By Alan Rodgers
AN increasing number of PSNI officers will be patrolling on bicycles or holding surgeries in local villages as part of an ongoing revamp of policing, according to the new District Commander for the Fermanagh and Omagh area.
Superintendent Mervyn Seffen, who took over in the post in March, said the changing face of how his officers deal with the public is already becoming apparent.
“My neighbourhood teams are out doing what we call surgeries and identifying local businesses and premises that can facilitate that,” he added.
“That is something we are very anxious to do, where people can come and see us. I think that is really important, particularly given the rural area that we cover.
“I think the priorities within the community are about visibility, providing reassurance and dealing with the anti-social behaviour and the crimes that are affecting the people.
“It is that low level, constant crime which impacts on people the most. That is probably what I’m hearing the most when I’m out in the community.
“Our numbers have remained steady in the past few years, but we have increased neighbourhood police.
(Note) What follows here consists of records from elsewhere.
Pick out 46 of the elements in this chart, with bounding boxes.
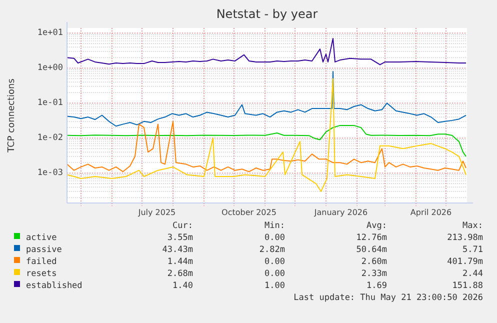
- legend-label: active: [26, 233, 57, 243]
- legend-label: failed: [26, 257, 57, 267]
- line-series: [66, 78, 466, 192]
- y-tick-label: 1e-02: [37, 133, 63, 144]
- text: 5.71: [462, 245, 483, 255]
- text: 3.55m: [167, 233, 193, 243]
- text: 1.00: [264, 281, 285, 291]
- chart-title: Netstat - by year: [216, 7, 318, 21]
- legend-label: established: [26, 281, 82, 291]
- text: 213.98m: [447, 233, 483, 243]
- text: Max:: [462, 221, 483, 231]
- x-tick-label: April 2026: [410, 208, 452, 217]
- x-tick-label: July 2025: [137, 208, 176, 217]
- y-axis-title: TCP connections: [7, 78, 17, 154]
- line-series: [66, 38, 466, 66]
- text: 151.88: [452, 281, 483, 291]
- text: 2.33m: [361, 269, 387, 279]
- text: 0.00: [264, 257, 285, 267]
- y-tick-label: 1e+00: [37, 63, 63, 74]
- text: 0.00: [264, 269, 285, 279]
- text: 43.43m: [162, 245, 193, 255]
- line-series: [66, 120, 466, 172]
- text: 401.79m: [447, 257, 483, 267]
- x-tick-label: January 2026: [313, 208, 368, 217]
- text: 1.44m: [167, 257, 193, 267]
- x-tick-label: October 2025: [222, 208, 276, 217]
- text: 2.68m: [167, 269, 193, 279]
- y-tick-label: 1e-01: [37, 98, 63, 108]
- text: 1.40: [172, 281, 193, 291]
- legend-label: resets: [26, 269, 57, 279]
- text: 12.76m: [356, 233, 387, 243]
- text: Avg:: [366, 221, 387, 231]
- text: 1.69: [366, 281, 387, 291]
- line-series: [66, 71, 466, 127]
- legend-label: passive: [26, 245, 62, 255]
- text: 2.60m: [361, 257, 387, 267]
- text: 2.44: [462, 269, 483, 279]
- y-tick-label: 1e-03: [37, 168, 63, 178]
- text: 0.00: [264, 233, 285, 243]
- y-tick-label: 1e+01: [37, 28, 63, 38]
- line-series: [66, 124, 466, 157]
- text: Last update: Thu May 21 23:00:50 2026: [294, 293, 483, 303]
- text: 2.82m: [259, 245, 285, 255]
- text: Cur:: [172, 221, 193, 231]
- text: 50.64m: [356, 245, 387, 255]
- text: Min:: [264, 221, 285, 231]
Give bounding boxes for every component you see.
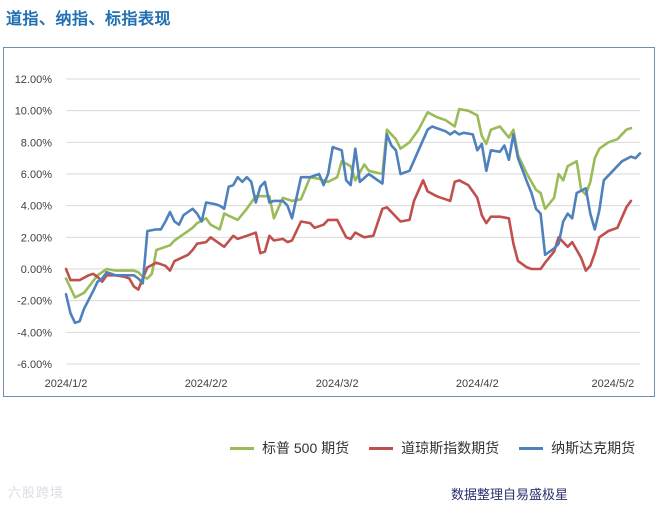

There are now nine neighbourhood teams covering the district,” he added.
“And they are in full capacity at the moment dealing with local issues.”
At the moment, there are upwards on 10 police officers specificially assigned to what are known as ‘Neighbourhood Policing’ teams covering almost each of the Local Government Wards in the Fermanagh and Omagh area.
The comments of the District Commander were echoed by the Chief Constable, Simon Byrne, who said that patrolling on bicycles, which he hopes will become more prevalent, is providing his officers with a different perspective.
“We want to increase the number of officers we see patrolling on bikes and there is a real enthusiasm to do that,” he said.
“I enjoy going out on a bike myself on patrol and because it’s a little different it’s a conversation starter.
“That in itself is part of the dynamic that Mervyn (District Commander) is keen on when he talks about giving reassurance.”
“We know we’re going to have fewer officers, and we are committed, from a local point of view, to maintain the number of neighbourhood officers, and maintaining any number of officers who answer 999 calls.”